The New York Times reports that President Obama's federal college aid plan, if approved, does not take effect until July 2010, providing students with the opportunity to take a year off before returning to school to take advantage of the increased aid. If high school graduates can work for a year, notes The Times, perhaps they can help save for their educational expenses next year.
Patrice Lawless, a high school junior, writes in Syracuse's The Post-Standard that a "gap year" ' a year off between high school and college ' can provide a much-needed break from school and an opportunity to gain valuable experience. "While the gap year is stereotyped as the option for teenagers who feel unprepared and unready to attend a university," she said, "its true purpose is to provide students with a chance to broaden their horizons and mature into adults."
Students who take advantage of the gap year can volunteer for organizations such as AmeriCorps and City Year, building low-income houses and working with children as tutors or mentors.
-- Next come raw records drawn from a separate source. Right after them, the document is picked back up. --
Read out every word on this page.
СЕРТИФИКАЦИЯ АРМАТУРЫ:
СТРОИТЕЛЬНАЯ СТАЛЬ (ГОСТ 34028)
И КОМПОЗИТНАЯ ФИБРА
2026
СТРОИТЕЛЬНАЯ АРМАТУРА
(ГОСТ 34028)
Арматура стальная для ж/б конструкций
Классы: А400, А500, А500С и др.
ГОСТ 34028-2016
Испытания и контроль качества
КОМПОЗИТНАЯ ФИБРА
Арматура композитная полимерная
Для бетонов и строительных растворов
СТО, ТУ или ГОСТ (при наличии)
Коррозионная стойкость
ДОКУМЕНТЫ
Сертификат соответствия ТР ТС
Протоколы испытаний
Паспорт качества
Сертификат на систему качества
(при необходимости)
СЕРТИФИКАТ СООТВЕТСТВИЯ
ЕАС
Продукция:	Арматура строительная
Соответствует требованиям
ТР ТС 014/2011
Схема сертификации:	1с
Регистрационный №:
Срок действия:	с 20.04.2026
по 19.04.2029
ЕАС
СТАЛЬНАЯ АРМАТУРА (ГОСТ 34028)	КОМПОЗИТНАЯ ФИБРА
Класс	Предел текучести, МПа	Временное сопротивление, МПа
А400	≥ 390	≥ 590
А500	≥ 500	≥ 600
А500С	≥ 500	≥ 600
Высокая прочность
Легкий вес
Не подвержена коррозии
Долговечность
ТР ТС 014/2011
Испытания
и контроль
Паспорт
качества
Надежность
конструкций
Moreover, The Wall Street Journal notes that Princeton University will be launching a formal gap year program this fall, which will send students for a year of social service working in a foreign country.
Maureen Downey in The Atlanta Journal-Constitution remarks that given the opportunity, she would have taken a year off from college to work in a service project or political campaign. Downey's daughter took a year off to work for Barack Obama ' then a longshot candidate ' and eventually changed her major from business to political science as a result of the experience.
"We ought to stop treating gaps in education and resumes as liabilities and see them as opportunities to learn something about ourselves and the world," Downey writes.
Nevertheless, the vast majority of high school students do not wish to put off college. "I haven't had many students in my career do that, simply because it's not part of the norm," said Robert E. Bardwell, director of guidance at Monson High School in Massachusetts, who was quoted in The Times. "Many of them, especially the higher achieving students, are eager to get into college so that they can get done sooner."
Bardwell noted that he had stopped inviting gap year programs to make presentations because there had been so little interest.
The Iowa City Press-Citizen reports that in Iowa City schools, guidance counselors said they knew of only a small handful of students who decided to wait. One counselor suggested that the low number of gap year participants could be attributed to the influence of living close to a major university such as the University of Iowa.
Yet that trend could change. The Times notes that it is hard to see a downside to taking a year off. "If ever there was a time that youthful enthusiasm, energy and creativity might be needed out in the real world," the article says, "this could be it."